Latency and the resulting service outages are the biggest threats to the modern Internet. With an ever-growing demand for bandwidth and increasing global Internet use, every millisecond of delay adds up to network congestion issues that frustrate users and cost companies a small fortune.
Today, we take an in-depth look at the numbers to answer a single question:
What’s the global cost of latency in 2022?
In 2014, Gartner estimated network downtime to cost an average of $5,600 per minute, extrapolating to $336k per hour, but that was eight years ago.
A more recent 2020 report by Statista states that an hour of downtime costs enterprises between $300k to over $5 million in 2019 and 2020.
We can only guess the actual numbers for 2022 but considering that 2021 saw a significant number of high-profile outages breaking the Internet, it’s only reasonable to expect the total cost of latency and service outages to have increased.
There are over 10,000 website outages globally in any given hour, most of which are caused by timeouts (mainly due to latency) and over 1,000 entire network outage events per month…
We can only estimate the global cost of latency to be in the billions globally.
Let’s take a look at some notable and costly examples.
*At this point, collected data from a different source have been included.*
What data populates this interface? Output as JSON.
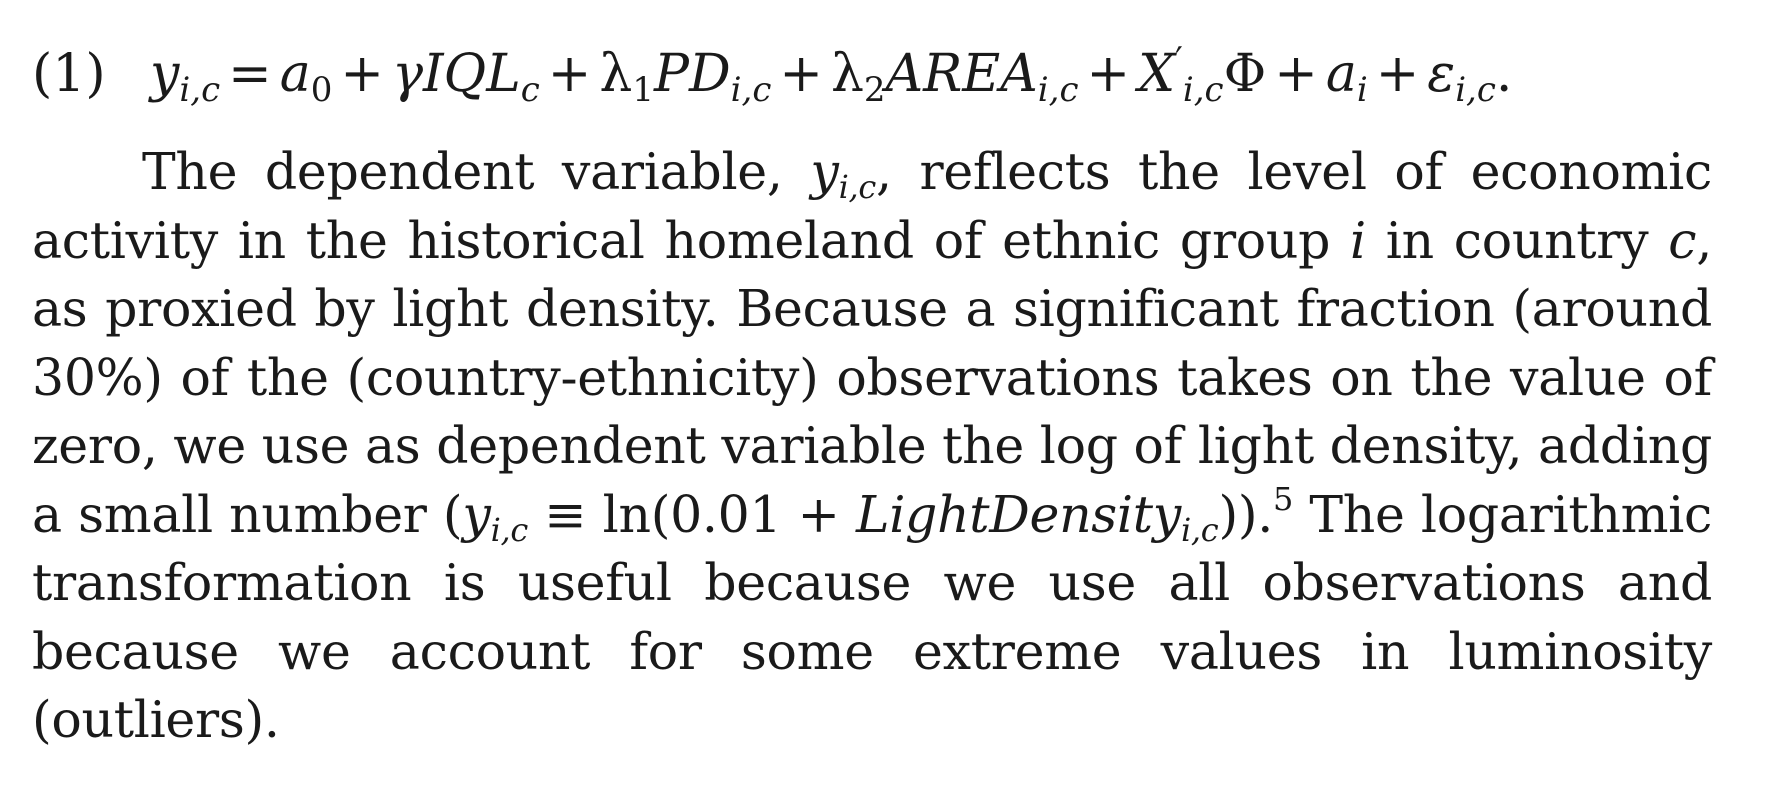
{
  "equation": {
    "number": "(1)",
    "lhs_var": "y",
    "lhs_sub": "i,c",
    "eq": "=",
    "a0": "a",
    "a0_sub": "0",
    "plus": "+",
    "gamma_term": "γIQL",
    "gamma_sub": "c",
    "lambda1": "λ",
    "lambda1_sub": "1",
    "pd": "PD",
    "pd_sub": "i,c",
    "lambda2": "λ",
    "lambda2_sub": "2",
    "area": "AREA",
    "area_sub": "i,c",
    "x": "X",
    "x_sup": "′",
    "x_sub": "i,c",
    "phi": "Φ",
    "ai": "a",
    "ai_sub": "i",
    "eps": "ε",
    "eps_sub": "i,c",
    "period": "."
  },
  "paragraph": {
    "t1": "The dependent variable, ",
    "y1": "y",
    "y1_sub": "i,c",
    "t2": ", reflects the level of economic activity in the historical homeland of ethnic group ",
    "i_var": "i",
    "t3": " in country ",
    "c_var": "c",
    "t4": ", as proxied by light density. Because a significant fraction (around 30%) of the (country-ethnicity) observations takes on the value of zero, we use as dependent variable the log of light density, adding a small number (",
    "y2": "y",
    "y2_sub": "i,c",
    "t5": " ≡ ln(0.01 + ",
    "light": "LightDensity",
    "light_sub": "i,c",
    "t6": ")).",
    "footnote": "5",
    "t7": " The logarithmic transformation is useful because we use all observations and because we account for some extreme values in luminosity (outliers)."
  }
}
How latency hurts businesses’ bottom line

Latency doesn't only impact businesses' bottom line when it causes a full-blown service outage. Dealing with unreliable network performance and slower or inconsistent load speeds will also cost companies customers and sales.
In an interconnected infrastructure, where a handful of cloud networks influences most services, high latency in any part of this infrastructure can be fatal to business revenues. This is especially true in e-commerce, where impatient shoppers can abandon shopping carts.
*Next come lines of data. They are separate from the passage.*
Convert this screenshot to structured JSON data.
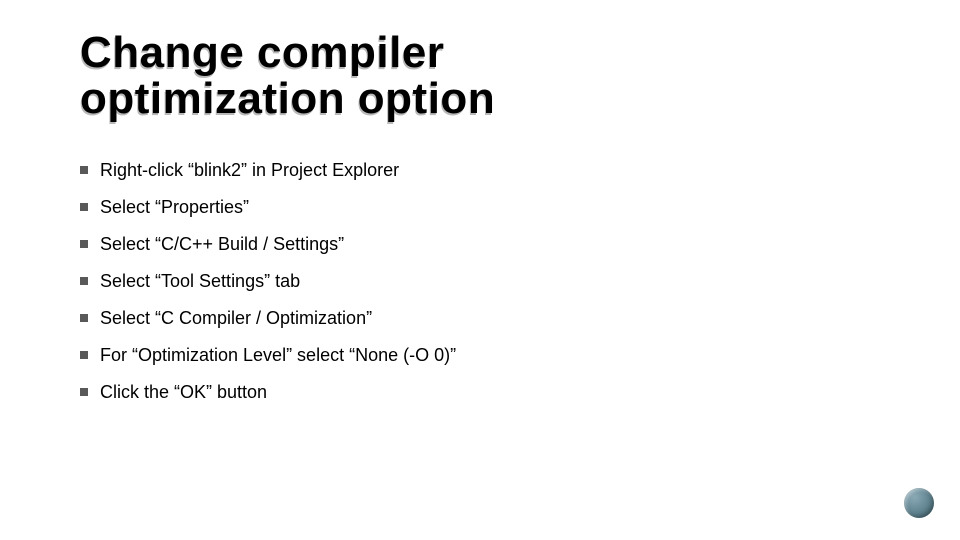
{
  "title_line1": "Change compiler",
  "title_line2": "optimization option",
  "bullets": [
    "Right-click “blink2” in Project Explorer",
    "Select “Properties”",
    "Select “C/C++ Build / Settings”",
    "Select “Tool Settings” tab",
    "Select “C Compiler /  Optimization”",
    "For “Optimization Level” select “None (-O 0)”",
    "Click the “OK” button"
  ]
}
The e-commerce giant, Amazon, found in a 2009 study that every 100ms in added page load time cost Amazon 1% in revenue. In 2009, that 1% revenue loss equated to $107 million. Today, Amazon's same 1% revenue loss would be about $1.2 billion.
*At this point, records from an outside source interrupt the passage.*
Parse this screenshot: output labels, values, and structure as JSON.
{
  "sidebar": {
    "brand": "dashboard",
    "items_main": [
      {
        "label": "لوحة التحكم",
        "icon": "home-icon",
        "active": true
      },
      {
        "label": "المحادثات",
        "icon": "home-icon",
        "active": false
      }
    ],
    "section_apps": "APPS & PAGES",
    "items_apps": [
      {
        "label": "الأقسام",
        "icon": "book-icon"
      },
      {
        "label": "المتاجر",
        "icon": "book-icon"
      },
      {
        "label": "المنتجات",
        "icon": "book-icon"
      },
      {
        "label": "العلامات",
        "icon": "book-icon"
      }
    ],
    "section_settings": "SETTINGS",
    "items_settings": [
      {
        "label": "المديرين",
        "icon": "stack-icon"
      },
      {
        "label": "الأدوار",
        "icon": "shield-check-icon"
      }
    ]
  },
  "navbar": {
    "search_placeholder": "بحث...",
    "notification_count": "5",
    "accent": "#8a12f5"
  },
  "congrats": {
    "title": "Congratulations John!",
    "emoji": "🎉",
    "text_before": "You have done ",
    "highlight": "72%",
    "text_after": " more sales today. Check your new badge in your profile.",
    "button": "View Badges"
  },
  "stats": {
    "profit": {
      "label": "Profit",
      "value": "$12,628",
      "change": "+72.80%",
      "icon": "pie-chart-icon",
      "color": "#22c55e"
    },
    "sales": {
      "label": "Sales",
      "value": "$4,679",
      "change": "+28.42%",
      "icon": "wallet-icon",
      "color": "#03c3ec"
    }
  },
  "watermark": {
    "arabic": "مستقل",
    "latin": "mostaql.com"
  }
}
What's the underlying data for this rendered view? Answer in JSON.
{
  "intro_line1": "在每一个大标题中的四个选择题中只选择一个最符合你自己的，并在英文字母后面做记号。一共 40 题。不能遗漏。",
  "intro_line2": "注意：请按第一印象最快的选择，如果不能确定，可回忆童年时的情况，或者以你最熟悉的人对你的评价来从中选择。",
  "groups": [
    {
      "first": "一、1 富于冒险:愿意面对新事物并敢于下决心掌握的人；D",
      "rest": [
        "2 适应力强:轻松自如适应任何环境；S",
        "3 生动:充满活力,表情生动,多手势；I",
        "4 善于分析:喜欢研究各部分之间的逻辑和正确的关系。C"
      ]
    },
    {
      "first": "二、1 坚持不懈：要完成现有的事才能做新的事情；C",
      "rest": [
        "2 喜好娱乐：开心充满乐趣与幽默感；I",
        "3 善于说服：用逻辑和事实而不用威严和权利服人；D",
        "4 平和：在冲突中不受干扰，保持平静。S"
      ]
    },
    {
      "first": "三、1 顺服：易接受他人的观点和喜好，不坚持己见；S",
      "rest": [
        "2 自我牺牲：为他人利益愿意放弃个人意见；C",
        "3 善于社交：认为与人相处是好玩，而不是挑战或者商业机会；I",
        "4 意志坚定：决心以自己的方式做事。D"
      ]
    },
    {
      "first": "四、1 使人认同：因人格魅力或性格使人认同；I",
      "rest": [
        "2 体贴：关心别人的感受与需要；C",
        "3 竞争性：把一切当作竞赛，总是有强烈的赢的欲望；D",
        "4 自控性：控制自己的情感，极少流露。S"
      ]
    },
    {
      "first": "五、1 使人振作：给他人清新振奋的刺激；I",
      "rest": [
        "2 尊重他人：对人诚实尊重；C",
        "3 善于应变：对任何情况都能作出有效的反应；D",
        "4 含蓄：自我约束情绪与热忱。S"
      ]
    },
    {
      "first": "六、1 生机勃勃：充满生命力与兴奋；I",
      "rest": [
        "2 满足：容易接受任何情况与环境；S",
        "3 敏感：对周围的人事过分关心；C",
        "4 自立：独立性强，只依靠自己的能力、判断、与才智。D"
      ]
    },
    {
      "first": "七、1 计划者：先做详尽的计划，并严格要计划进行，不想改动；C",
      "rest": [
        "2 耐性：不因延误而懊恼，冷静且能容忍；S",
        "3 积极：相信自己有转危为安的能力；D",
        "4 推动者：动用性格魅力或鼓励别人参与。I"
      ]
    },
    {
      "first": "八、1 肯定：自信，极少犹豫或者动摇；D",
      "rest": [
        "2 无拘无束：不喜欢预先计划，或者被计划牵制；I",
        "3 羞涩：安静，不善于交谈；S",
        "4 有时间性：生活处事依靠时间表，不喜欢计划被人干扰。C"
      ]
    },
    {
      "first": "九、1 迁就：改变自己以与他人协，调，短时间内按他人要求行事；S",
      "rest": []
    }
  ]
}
It's no wonder Amazon is pouring billions of dollars into Internet-service-related investments in the UK and the USA.
But e-commerce isn't just Amazon. (Not yet anyway!)
A 2017 study done by Akamai found that a 100-millisecond delay in website load time can hurt conversion rates by 7% (this is the percentage of users who take the desired action, usually buying a product).
This puts your average small e-commerce store making $100,000 a year at risk of losing $7,000 of their revenue only to latency issues. With 1.8 million online retailers operating in the US and 7.1 million globally, every 7% loss adds up to hundreds of millions. In short, e-commerce businesses can't afford to have slower load speeds and higher latency than their competition.
E-commerce is far from being the only industry affected.
Google shared the following infographic in 2018 of benchmarks that apply across industries:

Now, of course, page load times aren’t only affected by latency. But reducing latency on any network will easily save valuable milliseconds in page load times and significantly reduce bounce rates.
That’s why enterprises worldwide are investing billions in minimizing latency-related issues.
Examples of Billion-Dollar investments to fight latency
Take this $1.5B investment, for example, used to cut London-Tokyo latency by 60ms in 2012.
A paper called The Cost of Latency in High-Frequency Trading estimates that a 1ms advantage in latency can be worth upwards of $100 million per year to trading firms. More than enough to warrant sending out a convoy of ice breakers and specially-adapted polar ice-rated cable laying ships to lay a fiber optic cable through the Arctic.
The cost of latency should not be solely derived from lost revenue numbers. The opportunity cost of not unlocking future growth potential should also be considered.
Despite McKinsey’s research team estimating that the Metaverse could reach $5 trillion in value by 2030, Mark Zuckerberg from Meta admitted that to create “a true sense of presence in virtual worlds … will require massive advances in connectivity.” He has openly admitted that we are not yet ready for what’s to come. Users trying to enjoy smart glasses and VR headsets (the basic version of the Metaverse) are already experiencing significant lags and loading issues. That’s the reason why Meta keeps investing billions in network infrastructures.
The human element
Monetary costs are not the only costs. There are real-life scenarios where a service outage could have drastic social consequences too.
In 2020, a 12-hour and 13-minute outage in the USA led to congestion across T-Mobile's 4G, 3G, and 2G networks.
This congestion failed more than 23,000 emergency calls.
T-Mobile had to settle a lawsuit with the Federal Communications Commission (FCC) by paying a fine of nearly $20 million. A small price to pay compared to the consequences in public safety caused by the failure of thousands of 911 calls.
At Syntropy, we believe that as the Internet becomes a widely accessible public good across the globe and, as we like to say, a fundamental human right, it's more important than ever to do everything we can to build a more innovative and more reliable infrastructure that will minimize latency, network congestion, and service outages for the future.
It's a costly issue for everyone, after all.